The administration of probiotic lactic acid bacteria (LAB) has been studied for its potential to prevent atopic dermatitis (AD). The objective of this study was to assess the inhibitory mechanism of a skin lesion by LAB using an experimental model that we previously demonstrated in NC/Nga mice. Lactobacillus johnsonii NCC533 (La1) was administered orally to the La1 group from 20 to 22 days after birth, while phosphate-buffered saline was given to the control group. After the induction of skin lesions in 6-week-old mice, the expression of genes supposedly involved in AD was evaluated.
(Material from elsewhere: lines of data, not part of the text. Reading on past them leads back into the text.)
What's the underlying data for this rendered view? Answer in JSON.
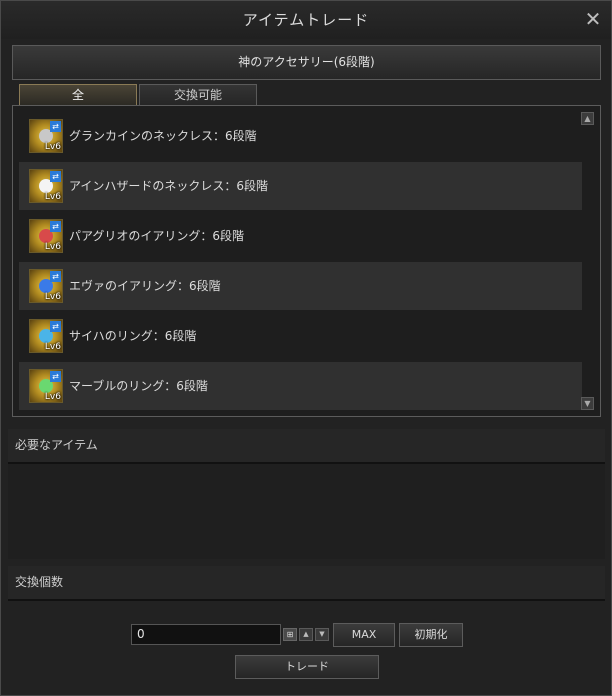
{
  "window": {
    "title": "アイテムトレード"
  },
  "category": {
    "label": "神のアクセサリー(6段階)"
  },
  "tabs": [
    {
      "label": "全"
    },
    {
      "label": "交換可能"
    }
  ],
  "items": [
    {
      "label": "グランカインのネックレス：6段階",
      "level": "Lv6",
      "gem_color": "#c8c8c8"
    },
    {
      "label": "アインハザードのネックレス：6段階",
      "level": "Lv6",
      "gem_color": "#f4f4f4"
    },
    {
      "label": "パアグリオのイアリング：6段階",
      "level": "Lv6",
      "gem_color": "#d84a4a"
    },
    {
      "label": "エヴァのイアリング：6段階",
      "level": "Lv6",
      "gem_color": "#3a7ae8"
    },
    {
      "label": "サイハのリング：6段階",
      "level": "Lv6",
      "gem_color": "#4ab4e8"
    },
    {
      "label": "マーブルのリング：6段階",
      "level": "Lv6",
      "gem_color": "#6ad870"
    }
  ],
  "sections": {
    "required": "必要なアイテム",
    "quantity": "交換個数"
  },
  "controls": {
    "quantity_value": "0",
    "max_label": "MAX",
    "reset_label": "初期化",
    "trade_label": "トレード"
  }
}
Gene expression of the proinflammatory cytokines [interleukin-8 (IL-8), IL-12 and IL-23] was significantly enhanced in the lesional skin of the control group by the induction of the lesion, whereas gene expression of those in the La1 group was not elevated. Interestingly, expression of the costimulatory molecule CD86 showed a pattern similar to the expression of the cytokines in the lesional skin. Moreover, the La1 group showed a significantly lower gene expression of CD86 in Peyer's patches and mesenteric lymph nodes than the control group. The suppression of proinflammatory cytokines and CD86 by primary administration of La1 may significantly contribute to the inhibitory effect on the skin lesion.